The last time I looked, Malta was not a Dickensian hell-hole in the Mediterranean with Scrooge-like bosses working their employees to the death. Granted, there are the occasional infringements of workers’ rights but there are legal avenues of redress and it’s not as if the country is dotted by sweatshops where people work their fingers to the bone, while their slave-driver employers cracked their whips across their bent backs.

So, yes, the situation isn’t perfect but it’s not beyond the pale. However, judging by the trade unions’ reaction to some perfectly reasonable proposals by the Malta Employers’ Association, you would think the working conditions in Malta were on a par with those in Bangladeshi work houses.

The unions kicked up a mighty fuss when the MEA suggested that perhaps it was a bit cheeky for employees to expect to get paid sick leave if they couldn’t turn up for work with a hangover after a massive booze-up.

The MEA went a bit further and suggested that conditions such as sunburn or sports injuries may also not qualify for paid leave.

Now I am quite sure it would be impossible to enforce the ban on paid sick leave for self-induced conditions.

Employees would simply lie about the cause of their ailments. A thumping headache, fuzzy eyes and inability to walk in a straight line?

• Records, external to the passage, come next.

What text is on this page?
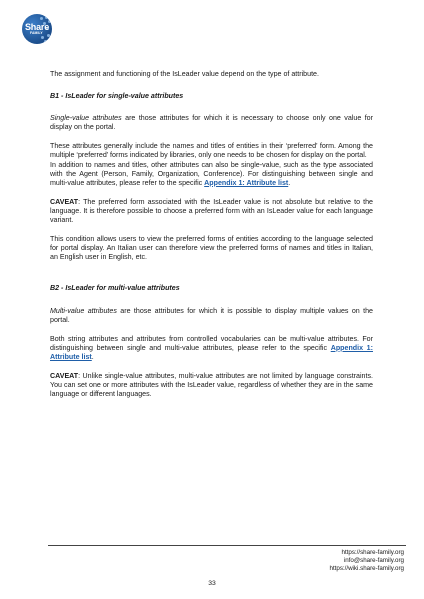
Share
FAMILY

The assignment and functioning of the IsLeader value depend on the type of attribute.

B1 - IsLeader for single-value attributes

Single-value attributes are those attributes for which it is necessary to choose only one value for display on the portal.

These attributes generally include the names and titles of entities in their ‘preferred’ form. Among the multiple ‘preferred’ forms indicated by libraries, only one needs to be chosen for display on the portal.

In addition to names and titles, other attributes can also be single-value, such as the type associated with the Agent (Person, Family, Organization, Conference). For distinguishing between single and multi-value attributes, please refer to the specific Appendix 1: Attribute list.

CAVEAT: The preferred form associated with the IsLeader value is not absolute but relative to the language. It is therefore possible to choose a preferred form with an IsLeader value for each language variant.

This condition allows users to view the preferred forms of entities according to the language selected for portal display. An Italian user can therefore view the preferred forms of names and titles in Italian, an English user in English, etc.

B2 - IsLeader for multi-value attributes

Multi-value attributes are those attributes for which it is possible to display multiple values on the portal.

Both string attributes and attributes from controlled vocabularies can be multi-value attributes. For distinguishing between single and multi-value attributes, please refer to the specific Appendix 1: Attribute list.

CAVEAT: Unlike single-value attributes, multi-value attributes are not limited by language constraints. You can set one or more attributes with the IsLeader value, regardless of whether they are in the same language or different languages.

https://share-family.org
info@share-family.org
https://wiki.share-family.org
33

Nobody is going to admit that it’s the result of a night out on the tiles. Doctors will have no way of establishing the real cause of the ailment. So it would never work out in practice.

Still I was taken aback by the ferocity of the unions’ reaction to what appears to be an eminently reasonable proposition – that workers should be responsible for their actions and not expect to be subsidised by their employer.

It seems that many people – and especially unions – have a totally mistaken impression of what private enterprise is about.

An employer is well within his rights in requiring his employees to turn up at work punctually and in their senses

There’s this widely-shared belief that employers are fat cats who set up a business solely for the purpose of fattening their pockets and mistreating workers who are always at the bottom of the food chain.

Any call for increased application or attention on the workplace is seen as a grievous threat to workers’ rights.

If anybody points out that a worker not turning up for work because he’s sloshed is a burden on his employer, he’s branded as being heartless.

But these people just don’t get it, do they? Someone sets up a business and takes on employees with the hope and objective of turning a profit.

Naturally, this should be done within the parameters of the law and respecting workers’ rights, but an employer is well within his rights in requiring his employees to turn up at work punctually and in their senses.

He is under no obligation to subsidise them if they don’t show up and don’t contribute to the enterprise by means of their labour.

After all, this is the private sector and not the bloated public sector where it is practically impossible to penalise sloppiness or laziness.

Trying to survive and thrive in the cut-throat competitive business environment is hard enough already; struggling to do so while your own employees sabotage your efforts is even worse.

It’s no wonder that budding entrepreneurs give up in despair. It’s all due to the mentality whereby unions mistake employers for babysitters of hungover workers.

• After a few hours in near total darkness during the power outage, the jokes about Boiler Number Seven petered out and it ceased to be amusing.

A fault is understandable, and perhaps unavoidable, but the complete information blackout as to the cause of the outage or when power would be restored is inexcusable.

So is the lack of an ancillary power supply at the airport – causing the rerouting of certain flights. In another country, heads would roll. As it is, we’ll probably have to make do with sighing in relief that it’s over for now.